«Mia figlia mi ha salvata. Ho preso consapevolezza di dovere fare qualcosa nel momento in cui l’ho vista con il volto pieno di sangue. Suo padre l’aveva presa pugni in faccia. In quel momento ho rivissuto tutti i maltrattamenti che in tanti anni avevo subito io. Ho capito di dovere reagire per uscire da quel tunnel di violenza. Non volevo che anche lei vivesse quell’incubo. Così ho detto basta».

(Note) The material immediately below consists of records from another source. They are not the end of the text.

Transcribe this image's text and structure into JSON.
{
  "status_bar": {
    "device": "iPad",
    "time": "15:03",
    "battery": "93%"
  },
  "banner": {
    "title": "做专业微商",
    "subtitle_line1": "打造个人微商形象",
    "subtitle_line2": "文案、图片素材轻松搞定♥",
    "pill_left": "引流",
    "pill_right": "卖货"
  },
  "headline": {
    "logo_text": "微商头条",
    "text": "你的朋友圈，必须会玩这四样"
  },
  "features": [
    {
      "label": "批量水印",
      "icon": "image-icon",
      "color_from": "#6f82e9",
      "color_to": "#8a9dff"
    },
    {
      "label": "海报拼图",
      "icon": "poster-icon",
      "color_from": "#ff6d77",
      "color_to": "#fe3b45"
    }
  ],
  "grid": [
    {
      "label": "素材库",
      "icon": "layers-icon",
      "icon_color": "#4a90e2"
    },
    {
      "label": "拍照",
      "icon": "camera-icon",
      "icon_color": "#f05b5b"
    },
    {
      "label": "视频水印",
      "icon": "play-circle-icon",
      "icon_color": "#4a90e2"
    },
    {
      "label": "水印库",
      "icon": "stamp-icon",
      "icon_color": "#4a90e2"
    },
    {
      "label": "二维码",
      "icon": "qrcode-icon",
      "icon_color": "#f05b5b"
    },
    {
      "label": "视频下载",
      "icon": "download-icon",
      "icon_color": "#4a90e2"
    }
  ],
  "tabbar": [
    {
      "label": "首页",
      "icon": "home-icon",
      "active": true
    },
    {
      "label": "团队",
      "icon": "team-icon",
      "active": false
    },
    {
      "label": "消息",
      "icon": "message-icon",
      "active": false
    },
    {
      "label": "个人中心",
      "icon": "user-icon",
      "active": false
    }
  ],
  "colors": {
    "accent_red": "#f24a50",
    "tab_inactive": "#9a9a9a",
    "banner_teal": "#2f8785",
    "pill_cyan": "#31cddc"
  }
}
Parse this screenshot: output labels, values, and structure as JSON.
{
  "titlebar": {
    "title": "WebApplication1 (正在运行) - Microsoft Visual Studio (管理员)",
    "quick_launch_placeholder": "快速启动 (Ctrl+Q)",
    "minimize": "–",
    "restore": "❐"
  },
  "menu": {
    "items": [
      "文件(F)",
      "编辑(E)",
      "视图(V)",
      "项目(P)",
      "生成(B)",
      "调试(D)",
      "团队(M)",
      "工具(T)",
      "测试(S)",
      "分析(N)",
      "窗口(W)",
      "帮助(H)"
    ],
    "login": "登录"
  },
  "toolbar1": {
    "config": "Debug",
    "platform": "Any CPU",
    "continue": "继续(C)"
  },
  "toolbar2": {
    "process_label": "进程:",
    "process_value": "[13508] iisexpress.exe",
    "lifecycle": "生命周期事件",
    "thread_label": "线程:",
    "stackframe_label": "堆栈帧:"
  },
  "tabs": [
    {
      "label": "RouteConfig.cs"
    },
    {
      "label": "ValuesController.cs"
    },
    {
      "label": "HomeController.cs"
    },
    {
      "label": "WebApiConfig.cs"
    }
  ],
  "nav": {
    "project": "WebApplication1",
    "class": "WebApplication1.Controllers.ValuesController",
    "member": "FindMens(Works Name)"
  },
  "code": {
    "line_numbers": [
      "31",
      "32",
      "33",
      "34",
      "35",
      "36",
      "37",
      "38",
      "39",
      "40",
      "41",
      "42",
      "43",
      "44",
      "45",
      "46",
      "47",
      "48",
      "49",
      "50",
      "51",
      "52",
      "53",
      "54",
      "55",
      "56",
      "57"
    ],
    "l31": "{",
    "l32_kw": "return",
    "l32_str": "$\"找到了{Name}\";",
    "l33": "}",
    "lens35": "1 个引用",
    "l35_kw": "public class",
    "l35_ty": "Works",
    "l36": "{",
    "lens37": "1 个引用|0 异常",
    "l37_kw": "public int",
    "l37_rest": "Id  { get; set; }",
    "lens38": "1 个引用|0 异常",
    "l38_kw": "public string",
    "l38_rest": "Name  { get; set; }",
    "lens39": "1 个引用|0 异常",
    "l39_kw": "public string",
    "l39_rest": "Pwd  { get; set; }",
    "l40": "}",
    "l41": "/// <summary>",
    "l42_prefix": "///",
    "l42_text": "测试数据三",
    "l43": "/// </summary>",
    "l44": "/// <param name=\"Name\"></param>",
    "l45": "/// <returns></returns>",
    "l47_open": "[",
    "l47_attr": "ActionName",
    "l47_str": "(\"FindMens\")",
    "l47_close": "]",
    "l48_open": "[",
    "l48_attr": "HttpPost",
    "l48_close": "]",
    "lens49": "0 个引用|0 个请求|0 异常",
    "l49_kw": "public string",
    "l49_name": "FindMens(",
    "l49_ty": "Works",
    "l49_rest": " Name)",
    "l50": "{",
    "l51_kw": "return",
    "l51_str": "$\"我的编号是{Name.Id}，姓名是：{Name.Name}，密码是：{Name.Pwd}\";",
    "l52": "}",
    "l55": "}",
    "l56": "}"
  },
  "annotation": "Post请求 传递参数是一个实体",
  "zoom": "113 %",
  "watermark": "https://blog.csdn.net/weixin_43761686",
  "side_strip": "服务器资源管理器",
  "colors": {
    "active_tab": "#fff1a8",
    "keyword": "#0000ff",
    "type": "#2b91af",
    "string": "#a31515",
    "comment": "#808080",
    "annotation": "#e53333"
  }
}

In un attimo sua figlia ha fatto da specchio ad anni di violenza, annientamento e sudditanza psicologica, ad una vita di terrore nella quale inconsapevolmente aveva trascinato anche i suoi figli.

Così una donna, che con un nome di fantasia chiameremo Vittoria e che generosamente ci fa dono della sua storia, afferma: «Mia figlia mi ha aperto gli occhi, dandomi la lucidità per capire. È stato allora che finalmente ho scelto i miei figli e me».

Non ha dubbi, dunque, che sia stata la figlia a salvarla ad aprire quel prezioso varco di luce e consapevolezza dal quale passare per uscire dal tunnel della violenza e confidarsi con un’amica, rivolgersi al centro antiviolenza Angela Morabito Piccola Opera Papa Giovanni di Reggio Calabria e qui, con il sostegno di altre donne, ricominciare. Confidarsi, capire di avere bisogno di aiuto e sapere a chi chiederlo e poi farlo. Passi difficili ma decisivi.

Così ripercorre anni di maltrattamenti fino a quel punto di non ritorno, descrivendo il dramma diffuso di tante, troppe donne, il cui aggressore è nella loro stessa casa, tra quelle mura domestiche che diventano una prigione.